Interpretive Summary: Lecithin is a byproduct of the soybean processing industry. It is used as an addition in food and nonfood applications. Wheat gluten is a byproduct of the wheat starch wet milling industry. Blends of the two byproducts were prepared to obtain a product with unique functional properties. The blend was used to prevent water in corn and rice starch gels from separating during storage of different food products such as pudding and yogurt. The price of the blend is expected to be lower than lecithin alone. This research impacts the baking and adhesive industries, wheat growers, wheat starch industry, and prepared foods industries.

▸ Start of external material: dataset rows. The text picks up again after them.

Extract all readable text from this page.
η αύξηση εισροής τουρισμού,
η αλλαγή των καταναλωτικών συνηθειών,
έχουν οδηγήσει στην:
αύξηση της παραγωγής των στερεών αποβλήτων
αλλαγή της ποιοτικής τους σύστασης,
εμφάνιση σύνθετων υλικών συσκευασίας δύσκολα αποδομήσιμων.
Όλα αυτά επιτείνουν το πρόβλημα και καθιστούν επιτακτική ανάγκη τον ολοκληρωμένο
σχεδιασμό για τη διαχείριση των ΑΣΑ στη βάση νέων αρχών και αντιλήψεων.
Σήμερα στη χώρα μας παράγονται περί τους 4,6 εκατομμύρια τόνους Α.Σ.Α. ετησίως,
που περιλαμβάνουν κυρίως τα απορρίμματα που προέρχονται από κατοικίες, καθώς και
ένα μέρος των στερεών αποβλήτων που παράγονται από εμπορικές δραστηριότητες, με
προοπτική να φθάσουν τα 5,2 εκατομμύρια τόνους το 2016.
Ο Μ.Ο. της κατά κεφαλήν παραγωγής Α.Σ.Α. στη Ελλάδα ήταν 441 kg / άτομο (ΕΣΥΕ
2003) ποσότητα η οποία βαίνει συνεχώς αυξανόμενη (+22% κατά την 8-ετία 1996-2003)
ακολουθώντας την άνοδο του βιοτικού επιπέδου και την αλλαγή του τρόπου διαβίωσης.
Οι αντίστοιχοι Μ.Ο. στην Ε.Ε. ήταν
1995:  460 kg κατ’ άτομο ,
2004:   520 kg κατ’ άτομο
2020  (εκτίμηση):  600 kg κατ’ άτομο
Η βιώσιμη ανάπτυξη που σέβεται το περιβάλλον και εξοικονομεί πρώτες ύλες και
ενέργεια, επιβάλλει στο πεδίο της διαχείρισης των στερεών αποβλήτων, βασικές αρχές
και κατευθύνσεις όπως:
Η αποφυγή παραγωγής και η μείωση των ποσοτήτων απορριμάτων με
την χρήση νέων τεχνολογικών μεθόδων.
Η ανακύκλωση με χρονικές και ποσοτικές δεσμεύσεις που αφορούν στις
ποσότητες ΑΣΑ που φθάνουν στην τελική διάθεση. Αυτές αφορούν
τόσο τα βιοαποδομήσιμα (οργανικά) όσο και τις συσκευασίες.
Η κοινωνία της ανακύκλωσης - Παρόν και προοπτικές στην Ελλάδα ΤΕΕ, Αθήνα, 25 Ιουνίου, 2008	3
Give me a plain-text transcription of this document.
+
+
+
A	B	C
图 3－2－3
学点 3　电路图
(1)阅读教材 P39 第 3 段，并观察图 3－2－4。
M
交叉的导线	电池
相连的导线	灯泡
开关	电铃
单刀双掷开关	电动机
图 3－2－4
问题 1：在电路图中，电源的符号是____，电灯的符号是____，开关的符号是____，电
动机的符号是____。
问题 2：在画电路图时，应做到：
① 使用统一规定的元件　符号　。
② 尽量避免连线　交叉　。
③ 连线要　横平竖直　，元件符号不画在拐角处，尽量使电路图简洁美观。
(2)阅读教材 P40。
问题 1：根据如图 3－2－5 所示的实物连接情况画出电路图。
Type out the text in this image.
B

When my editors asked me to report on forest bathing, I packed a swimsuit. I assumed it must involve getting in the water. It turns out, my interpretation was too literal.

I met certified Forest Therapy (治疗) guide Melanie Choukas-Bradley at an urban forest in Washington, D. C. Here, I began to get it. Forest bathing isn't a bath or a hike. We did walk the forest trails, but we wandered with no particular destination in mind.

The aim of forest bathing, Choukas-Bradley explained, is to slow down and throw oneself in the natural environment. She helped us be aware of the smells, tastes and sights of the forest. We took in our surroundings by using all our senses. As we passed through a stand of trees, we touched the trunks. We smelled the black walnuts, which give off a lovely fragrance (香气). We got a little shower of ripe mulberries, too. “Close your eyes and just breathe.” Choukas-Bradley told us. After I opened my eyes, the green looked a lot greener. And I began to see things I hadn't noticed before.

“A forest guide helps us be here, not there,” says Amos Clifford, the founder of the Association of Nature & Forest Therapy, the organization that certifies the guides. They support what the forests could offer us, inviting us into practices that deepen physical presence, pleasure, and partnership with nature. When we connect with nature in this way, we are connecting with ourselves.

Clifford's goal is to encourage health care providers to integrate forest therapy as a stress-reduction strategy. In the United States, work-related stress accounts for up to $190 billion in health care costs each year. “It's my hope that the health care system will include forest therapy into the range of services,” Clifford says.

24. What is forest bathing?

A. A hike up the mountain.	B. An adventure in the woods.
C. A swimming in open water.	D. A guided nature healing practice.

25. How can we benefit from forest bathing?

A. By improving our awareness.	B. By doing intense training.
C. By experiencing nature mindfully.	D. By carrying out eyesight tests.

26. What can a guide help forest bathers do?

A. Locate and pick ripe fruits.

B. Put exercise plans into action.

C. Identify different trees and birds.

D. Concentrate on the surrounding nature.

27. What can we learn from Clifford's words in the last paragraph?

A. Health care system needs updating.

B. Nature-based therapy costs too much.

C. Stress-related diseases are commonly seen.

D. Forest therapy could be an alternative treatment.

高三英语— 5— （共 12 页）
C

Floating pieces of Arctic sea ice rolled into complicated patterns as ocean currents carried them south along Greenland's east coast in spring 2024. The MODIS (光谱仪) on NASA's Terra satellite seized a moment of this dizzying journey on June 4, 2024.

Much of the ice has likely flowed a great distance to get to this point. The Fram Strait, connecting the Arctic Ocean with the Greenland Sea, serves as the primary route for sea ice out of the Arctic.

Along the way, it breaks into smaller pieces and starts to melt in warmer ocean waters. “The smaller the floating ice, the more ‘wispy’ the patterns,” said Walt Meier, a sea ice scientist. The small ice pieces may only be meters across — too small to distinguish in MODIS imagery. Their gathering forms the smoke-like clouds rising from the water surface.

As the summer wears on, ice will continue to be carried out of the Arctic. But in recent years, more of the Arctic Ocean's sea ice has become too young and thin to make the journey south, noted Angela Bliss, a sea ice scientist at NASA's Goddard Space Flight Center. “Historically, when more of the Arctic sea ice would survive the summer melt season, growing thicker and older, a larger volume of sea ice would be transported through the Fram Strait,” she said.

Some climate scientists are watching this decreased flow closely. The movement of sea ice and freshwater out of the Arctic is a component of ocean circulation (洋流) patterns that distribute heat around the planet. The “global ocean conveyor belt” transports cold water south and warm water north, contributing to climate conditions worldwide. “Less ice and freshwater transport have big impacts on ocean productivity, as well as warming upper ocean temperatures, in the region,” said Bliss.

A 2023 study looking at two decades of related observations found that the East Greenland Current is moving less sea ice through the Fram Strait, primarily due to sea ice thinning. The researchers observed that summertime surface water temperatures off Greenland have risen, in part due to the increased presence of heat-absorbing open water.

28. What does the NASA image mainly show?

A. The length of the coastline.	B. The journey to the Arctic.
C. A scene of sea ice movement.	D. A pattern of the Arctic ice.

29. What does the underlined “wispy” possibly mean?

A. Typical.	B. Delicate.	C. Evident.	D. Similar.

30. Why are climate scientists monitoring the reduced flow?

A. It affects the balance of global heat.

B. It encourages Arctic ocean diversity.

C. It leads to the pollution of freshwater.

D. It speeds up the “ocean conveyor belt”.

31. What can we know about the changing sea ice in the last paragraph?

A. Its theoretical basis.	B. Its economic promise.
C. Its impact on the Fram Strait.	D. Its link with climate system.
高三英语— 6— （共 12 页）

Technical Abstract: Vital wheat gluten and lecithin (GL) (50:50) were dry blended in a coffee grinder and a 9.5% (W/V) slurry was jet-cooked under steam pressure of 65 psi/g inlet and 40 psi/g outlet. The jet-cooked material was lyophilized and stored at 0ºC for future use. The GL blend was added at 0 (control), 6, 11, 16, and 21% to pure food grade common corn and rice starch. Starch gelatinization and retrogradation temperature transitions were determined using Differential Scanning Calorimetry (DSC). From the DSC profiles, the change in the delta-H value was used as an indication of starch retrogradation, where a higher delta-H value indicated higher retrogradation. The delta-H values of the blends at 4ºC had higher values than the -20ºC and the ambient (25ºC) storage temperatures. Overall, the 21% GL/starch blends reduced retrogradation by 50%. Rice starch showed lower peak viscosity, as measured by Rapid Visco Amylograph (RVA) indicating lower amylose content. The same phenomena was also noticed in the firmer corn starch gel, relative to rice starch, as measured by Texture Analyzer (TA). Low concentrations (0.2-0.3%, w/w) of GL significantly reduced G', the shear storage modulus, of corn starch. Rice starch, however, showed an increase in G' in the presence of GL due to its lower amylose content and the increase in the solids content from the added GL blend.